I don’t like the word sacrifice. It carries a heavy meaning, too heavy to be used in such context. I think we all already give a lot of our time, effort and energy in the important parts of our life, like work and family, and that our training and eating should be something fun and enjoyable. Something we will keep doing in the long run.
That is exactly why I believe that flexible dieting is the only way to eat if you’re in the fitness game. The fact that by not restricting yourself and being deprived of your favorite foods is going to help keep you “in line” and not succumb to intense cravings which do a bunch of damage. In reality, flexible dieting is the best discipline-enhancement mechanism there is. No need to test your will power every single time you’re out and your friend is eating a slice of pizza.
There is no denying that eating has several aspects apart from the purely biological one. A social aspect, a psychological aspect, even a creative one. I like to cook and I like to try new things, explore and see how I can make something taste. And I enjoy doing that for others too. I don’t want this to be the reason that my fitness goals will suffer and I don’t believe it has to be.
I eat a bit of chocolate everyday, and on weekends I will have a drink or two when I’m out. I like all sorts of bread and I wouldn’t say no to a fatty sausage either. As long as all those foods fall within the range of calories I aim to consume on a given day then I am going to grab that bite.
Having said all that, I have to point out what I have found is the biggest trap one might fall into when eating flexible: reaching the other end of the spectrum. Making flexible dieting an excuse for not keeping your diet in check. Fruits and veggies, in my opinion, should be a staple in everyone’s diet regardless of what principle they follow. Calorie intake, whether you’re one that’s counting them or not, should be controlled. Macros should have a balance first and foremost for a healthy functioning system and then for any body-specific goals. Flexible dieting does not mean neglect the basics of good nutrition and good health, needs are still needs and numbers are still numbers.

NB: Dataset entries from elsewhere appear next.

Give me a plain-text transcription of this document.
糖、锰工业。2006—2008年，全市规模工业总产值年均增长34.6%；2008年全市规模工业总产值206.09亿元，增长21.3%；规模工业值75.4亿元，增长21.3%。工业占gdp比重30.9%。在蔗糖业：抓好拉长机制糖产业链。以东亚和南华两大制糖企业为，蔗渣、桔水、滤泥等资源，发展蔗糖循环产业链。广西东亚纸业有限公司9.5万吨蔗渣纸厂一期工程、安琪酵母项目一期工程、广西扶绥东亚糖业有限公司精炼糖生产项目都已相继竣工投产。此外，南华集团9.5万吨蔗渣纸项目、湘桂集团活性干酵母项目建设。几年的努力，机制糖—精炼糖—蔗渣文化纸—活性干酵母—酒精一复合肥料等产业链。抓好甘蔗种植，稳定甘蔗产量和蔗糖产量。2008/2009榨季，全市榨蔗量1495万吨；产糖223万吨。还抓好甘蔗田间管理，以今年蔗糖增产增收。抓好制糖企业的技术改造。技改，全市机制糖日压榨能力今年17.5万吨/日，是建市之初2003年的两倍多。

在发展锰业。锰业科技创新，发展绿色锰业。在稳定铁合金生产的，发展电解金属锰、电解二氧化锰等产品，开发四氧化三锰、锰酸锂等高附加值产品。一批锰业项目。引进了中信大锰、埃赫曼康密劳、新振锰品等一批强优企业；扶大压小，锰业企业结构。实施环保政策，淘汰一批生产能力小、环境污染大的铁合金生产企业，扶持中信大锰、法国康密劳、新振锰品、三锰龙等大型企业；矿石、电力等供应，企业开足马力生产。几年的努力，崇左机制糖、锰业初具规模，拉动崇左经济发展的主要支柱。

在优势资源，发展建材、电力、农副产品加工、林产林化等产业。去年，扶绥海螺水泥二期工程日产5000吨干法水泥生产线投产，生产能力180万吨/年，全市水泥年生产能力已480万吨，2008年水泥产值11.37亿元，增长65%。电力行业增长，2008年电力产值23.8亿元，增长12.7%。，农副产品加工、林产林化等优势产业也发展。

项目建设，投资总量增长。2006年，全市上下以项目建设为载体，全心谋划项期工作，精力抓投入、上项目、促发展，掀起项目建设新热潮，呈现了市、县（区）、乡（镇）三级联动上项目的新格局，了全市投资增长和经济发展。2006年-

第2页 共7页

I keep track of my calories and my macros, without overly obsessing over them, by using an app called Lifesum. It’s a late addition to my minimalist toolkit since I used to do that manually. I pretty much only care about calories and protein but I like to know what balance I achieve in case I need to improve something. By having a look at what I ate yesterday I see a few grams of butter (for cooking purposes), chicken thighs, sweet potato, olive oil, cheddar cheese, eggs, cottage cheese, dark chocolate among others. I even ate 16 calories over my intended intake, I wonder how long I’ll have to cut to burn that! Most of the foods I consume are what would be considered “healthy” even though I adhere to FD and IIFYM.
At the end of the day, it’s how you feel physically and psychologically that’s going to signal whether or not you need something from your nutrition. If that piece of cake is going to make you feel better then reach for it, just don’t eat the whole cake. Now if you’ll excuse me, I have some teriyaki salmon to make.